Tudo o que foi dito antes revela, a nosso ver, a razão pela qual Yahweh separou os animais puros dos imundos. Os animais imundos foram separados e recusados por Deus como possíveis sacrifícios sobre Seu altar, porque são, quanto ao aspecto da saúde e higiene, permanentemente defeituosos. Os animais que vão para o altar do Senhor e que vão ser, por assim dizer, o “pão de Deus” (lehem ‘elohim, Lev. 21:6, 8: 22:25), devem estar em perfeito estado. Devem ser expressão da excelência higiênica. Deus aceita tão-somente o melhor. Quando o povo Lhe oferece o defeituoso, Deus o censura, dizendo: “Quando ofereceis o coxo ou o enfermo, não faz mal! Ora apresenta-o ao teu príncipe; terá ele agrado de ti? ou aceitará ele a tua pessoa?” (Mal. 1:8). Yahweh é o Deus e Senhor de Israel e Ele exige o melhor sobre Seu altar.

Até agora mostramos que a distinção entre os animais limpos e os imundos origina-se na identificação, da parte de Deus, dos animais que Ele está disposto a aceitar como sacrifício sobre Seu altar. Vimos também que provavelmente o critério usado ao estabelecer a distinção entre o imundo e limpo foi o estado físico do animal. Os animais nos quais a vida não se exibia em sua plenitude, foram considerados como impuros. Estabelecer uma ligação entre estas verificações e a lei dos alimentos puros e imundos de Lev. 11 não é difícil.

Em Lev. 11, Deus está dizendo ao povo que pode levar à mesa apenas a carne dos animais que se leva à mesa, ao altar do Senhor, isto é, a carne de animais limpos.

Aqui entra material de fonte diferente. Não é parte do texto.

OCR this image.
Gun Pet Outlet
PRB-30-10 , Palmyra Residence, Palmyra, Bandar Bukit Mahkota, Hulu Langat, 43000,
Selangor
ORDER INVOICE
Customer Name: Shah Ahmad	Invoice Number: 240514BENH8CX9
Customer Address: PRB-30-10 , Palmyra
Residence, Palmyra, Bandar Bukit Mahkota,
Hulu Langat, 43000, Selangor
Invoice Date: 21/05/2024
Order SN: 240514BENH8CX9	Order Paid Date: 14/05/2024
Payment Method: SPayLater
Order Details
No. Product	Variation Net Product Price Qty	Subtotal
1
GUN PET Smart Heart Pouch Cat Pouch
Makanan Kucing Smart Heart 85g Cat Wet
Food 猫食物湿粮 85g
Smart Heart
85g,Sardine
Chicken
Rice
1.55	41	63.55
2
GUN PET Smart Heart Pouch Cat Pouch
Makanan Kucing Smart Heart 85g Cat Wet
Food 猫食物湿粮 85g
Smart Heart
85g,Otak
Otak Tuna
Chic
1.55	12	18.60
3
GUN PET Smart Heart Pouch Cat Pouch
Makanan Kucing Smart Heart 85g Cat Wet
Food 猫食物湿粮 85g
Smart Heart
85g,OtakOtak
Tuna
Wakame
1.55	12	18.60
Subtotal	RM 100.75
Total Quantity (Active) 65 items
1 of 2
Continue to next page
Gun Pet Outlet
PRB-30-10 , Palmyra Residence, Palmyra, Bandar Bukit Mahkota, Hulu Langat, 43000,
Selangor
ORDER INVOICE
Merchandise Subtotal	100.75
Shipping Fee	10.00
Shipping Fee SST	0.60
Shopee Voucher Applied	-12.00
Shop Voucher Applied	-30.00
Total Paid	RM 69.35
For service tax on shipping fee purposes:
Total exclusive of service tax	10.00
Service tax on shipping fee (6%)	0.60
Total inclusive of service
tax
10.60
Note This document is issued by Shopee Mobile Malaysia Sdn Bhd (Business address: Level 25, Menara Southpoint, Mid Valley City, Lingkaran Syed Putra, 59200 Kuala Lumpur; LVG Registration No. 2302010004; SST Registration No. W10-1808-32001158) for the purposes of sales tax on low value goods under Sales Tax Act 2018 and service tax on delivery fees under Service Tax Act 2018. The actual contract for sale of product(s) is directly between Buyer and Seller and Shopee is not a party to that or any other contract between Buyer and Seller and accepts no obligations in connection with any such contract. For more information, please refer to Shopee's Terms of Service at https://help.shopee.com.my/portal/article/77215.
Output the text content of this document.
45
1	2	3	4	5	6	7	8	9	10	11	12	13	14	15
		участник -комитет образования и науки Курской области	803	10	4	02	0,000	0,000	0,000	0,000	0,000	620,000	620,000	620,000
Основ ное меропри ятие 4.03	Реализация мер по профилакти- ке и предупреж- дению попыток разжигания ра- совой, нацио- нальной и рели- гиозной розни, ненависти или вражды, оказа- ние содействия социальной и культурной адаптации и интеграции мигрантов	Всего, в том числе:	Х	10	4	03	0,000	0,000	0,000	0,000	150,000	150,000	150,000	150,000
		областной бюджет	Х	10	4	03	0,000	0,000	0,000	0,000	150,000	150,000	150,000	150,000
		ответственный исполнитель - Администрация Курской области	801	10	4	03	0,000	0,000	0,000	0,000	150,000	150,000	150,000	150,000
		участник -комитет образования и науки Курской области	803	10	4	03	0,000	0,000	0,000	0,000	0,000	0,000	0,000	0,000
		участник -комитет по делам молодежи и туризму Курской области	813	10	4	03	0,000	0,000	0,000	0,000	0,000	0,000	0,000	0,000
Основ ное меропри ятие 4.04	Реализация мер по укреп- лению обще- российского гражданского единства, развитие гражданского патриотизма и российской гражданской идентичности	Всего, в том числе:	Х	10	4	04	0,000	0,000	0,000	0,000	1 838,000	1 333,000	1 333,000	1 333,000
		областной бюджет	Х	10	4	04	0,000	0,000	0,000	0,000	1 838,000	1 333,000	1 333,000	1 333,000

É bom lembrar que houve tempo, na história de Israel, em que todo animal que se matava com o propósito de usar-lhe a carne como alimento, tinha que ser oferecido primeiro como sacrifício sobre o altar do Senhor (Lev. 17:3-6). Em seguida, o adorador levava a carne e a comia. Isto indica que aquilo que era bom o suficiente para ser oferecido em sacrifício ao Deus de Israel, era também suficientemente bom para transformar-se em alimento para o povo de Deus. O perfeito estado de saúde do animal assegurava o bem-estar físico do povo. Se comessem do animal imundo, o estado de impureza deste — a ausência de saúde — era comunicado ao povo. Eles seriam fisicamente afetados (enfermidade); e espiritualmente; ao desobedecerem, interromperíam sua união com o Santo de Israel. No conceito do Antigo Testamento existe uma íntima relação entre o bem-estar físico e o espiritual. Aqui em Levítico encontramos essa relação claramente expressa na lei dos alimentos limpos e imundos.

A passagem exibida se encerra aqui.